Wednesday of the Week of Lent IV
For no human being will be justified in his sight by works of the law, since through the law comes knowledge of sin. But now the righteousness of God has been manifested apart from law, although the law and the prophets bear witness to it, the righteousness of God through faith in Jesus Christ for all who believe. For there is no distinction; since all have sinned and fall short of the glory of God, they are justified by his grace as a gift, through the redemption which is in Christ Jesus, whom God, whom God put forward as an expiation by his blood, to be received by faith. This was to show God’s righteousness, because in his divine forbearance he had passed over former sins; it was to prove at the present time that he himself is righteous and that he justifies him who has faith in Jesus. Then what becomes of our boasting? It is excluded. On what principle? On the principle of works? No, but on the principle of faith. For we hold that a man is justified by faith apart from works of law. (Romans 3:20-28)
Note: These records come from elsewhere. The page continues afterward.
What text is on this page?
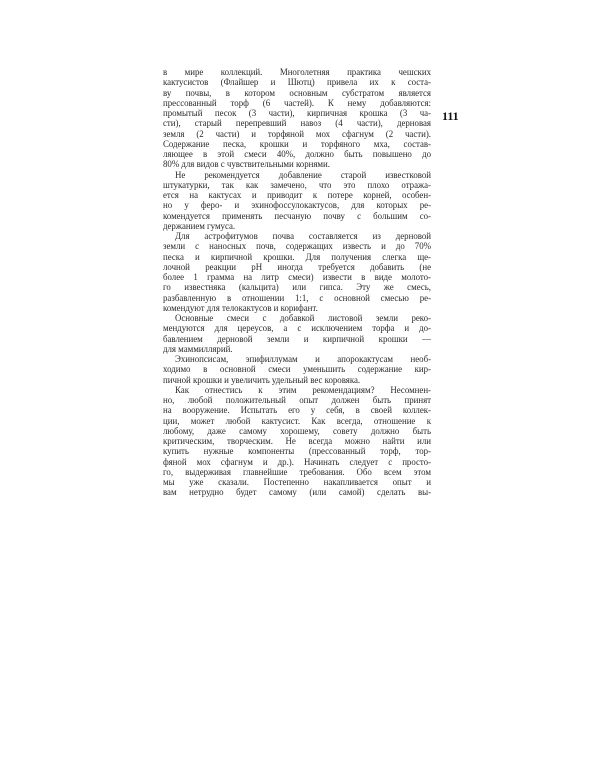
111
в мире коллекций. Многолетняя практика чешских
кактусистов (Флайшер и Шютц) привела их к соста-
ву почвы, в котором основным субстратом является
прессованный торф (6 частей). К нему добавляются:
промытый песок (3 части), кирпичная крошка (3 ча-
сти), старый перепревший навоз (4 части), дерновая
земля (2 части) и торфяной мох сфагнум (2 части).
Содержание песка, крошки и торфяного мха, состав-
ляющее в этой смеси 40%, должно быть повышено до
80% для видов с чувствительными корнями.
Не рекомендуется добавление старой известковой
штукатурки, так как замечено, что это плохо отража-
ется на кактусах и приводит к потере корней, особен-
но у феро- и эхинофоссулокактусов, для которых ре-
комендуется применять песчаную почву с большим со-
держанием гумуса.
Для астрофитумов почва составляется из дерновой
земли с наносных почв, содержащих известь и до 70%
песка и кирпичной крошки. Для получения слегка ще-
лочной реакции pH иногда требуется добавить (не
более 1 грамма на литр смеси) извести в виде молото-
го известняка (кальцита) или гипса. Эту же смесь,
разбавленную в отношении 1:1, с основной смесью ре-
комендуют для телокактусов и корифант.
Основные смеси с добавкой листовой земли реко-
мендуются для цереусов, а с исключением торфа и до-
бавлением дерновой земли и кирпичной крошки —
для маммиллярий.
Эхинопсисам, эпифиллумам и апорокактусам необ-
ходимо в основной смеси уменьшить содержание кир-
пичной крошки и увеличить удельный вес коровяка.
Как отнестись к этим рекомендациям? Несомнен-
но, любой положительный опыт должен быть принят
на вооружение. Испытать его у себя, в своей коллек-
ции, может любой кактусист. Как всегда, отношение к
любому, даже самому хорошему, совету должно быть
критическим, творческим. Не всегда можно найти или
купить нужные компоненты (прессованный торф, тор-
фяной мох сфагнум и др.). Начинать следует с просто-
го, выдерживая главнейшие требования. Обо всем этом
мы уже сказали. Постепенно накапливается опыт и
вам нетрудно будет самому (или самой) сделать вы-
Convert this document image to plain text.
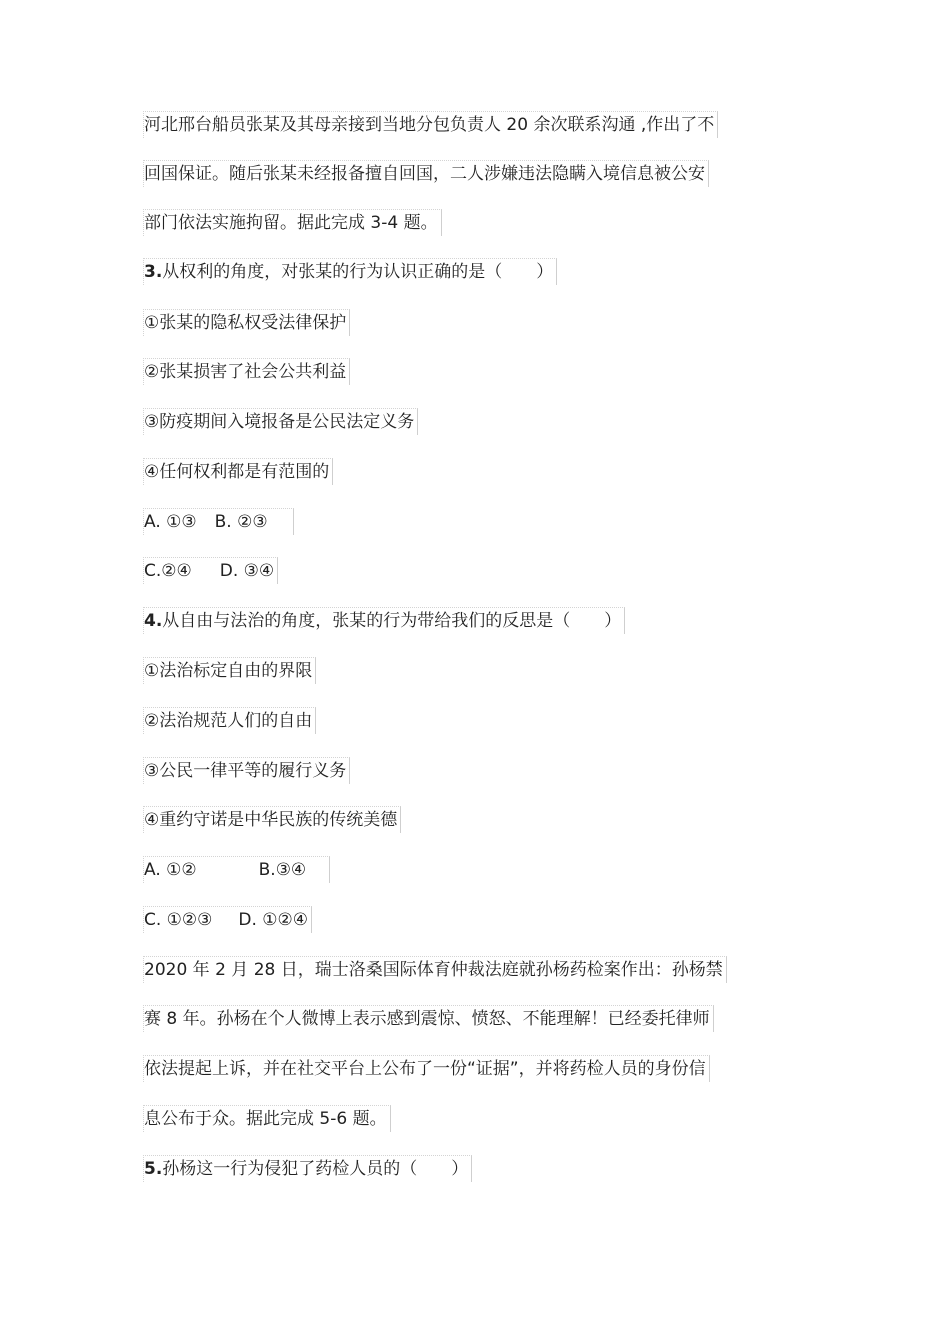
河北邢台船员张某及其母亲接到当地分包负责人 20 余次联系沟通 ,作出了不
回国保证。随后张某未经报备擅自回国，二人涉嫌违法隐瞒入境信息被公安
部门依法实施拘留。据此完成 3-4 题。
3.从权利的角度，对张某的行为认识正确的是（　　）
①张某的隐私权受法律保护
②张某损害了社会公共利益
③防疫期间入境报备是公民法定义务
④任何权利都是有范围的
A. ①③ B. ②③
C.②④ D. ③④
4.从自由与法治的角度，张某的行为带给我们的反思是（　　）
①法治标定自由的界限
②法治规范人们的自由
③公民一律平等的履行义务
④重约守诺是中华民族的传统美德
A. ①②	B.③④
C. ①②③ D. ①②④
2020 年 2 月 28 日，瑞士洛桑国际体育仲裁法庭就孙杨药检案作出：孙杨禁
赛 8 年。孙杨在个人微博上表示感到震惊、愤怒、不能理解！已经委托律师
依法提起上诉，并在社交平台上公布了一份“证据”，并将药检人员的身份信
息公布于众。据此完成 5-6 题。
5.孙杨这一行为侵犯了药检人员的（　　）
Additional Daily Bible Readings: Exodus 4:1–17; Psalm 69; Romans 3:21–4:12
Weekly Reading: http://bit.ly/2kQhhvX
It’s worth quoting the full eight verses above, because they are essential to the biblical proclamation and understanding of the Gospel. They are also key to grasping what Lutherans hold is the foundation of the entire Christian witness: that one is justified by God’s grace as a gift, to be received by faith, apart from works of law. This is why I appreciate that we are reading through Paul’s epistle to the Roman congregation during Lent. For if there is one message we ought to hear again and again during Lent, it is the good news that we cannot save ourselves by our good deeds or attempts to be righteous in God’s sight!
Why is this such an important message, especially during Lent? It’s because we are reflecting upon and confronting our sin during Lent—and at the root of all sin is our desire to be “like God,” thinking we can save ourselves, as if we need no other Savior. To kneel at the feet of our Savior, Jesus Christ, in humble confession and repentance, we need to hear again “since all have sinned and fallen short of the glory of God.” We can only be justified by his grace as a gift, through the redemption which is in Christ Jesus. If Lent serves a useful purpose, it is to bring us to a recognition of our sin and disobedience and that we must cling to our only hope and salvation, Jesus Christ.
Do you live burdened by sin, guilt and shame? Do you have the sense, day by day, that your sin is greater, more serious, more shameful than anyone else’s? Do you believe that your sins are unforgiveable, that Jesus wouldn’t forgive someone like you? If so, read today’s passage and meditate upon it. Read it every day during the remainder of Lent and twice on Sunday! Take to heart the good news that all have sinned, no one is without sin, and all are equally in need of the gift of the redemption that is in Christ Jesus, by His blood! Receive that good news today—and live it! Receive it and live it, not because of who you are, but because of who Jesus is: Savior and Lord.
Prayer: Lord Jesus Christ, thank you for forgiving me, a poor, troubled sinner. Amen.
Lenten Response: Read Romans 1-3, to hear again the fullness of the Gospel!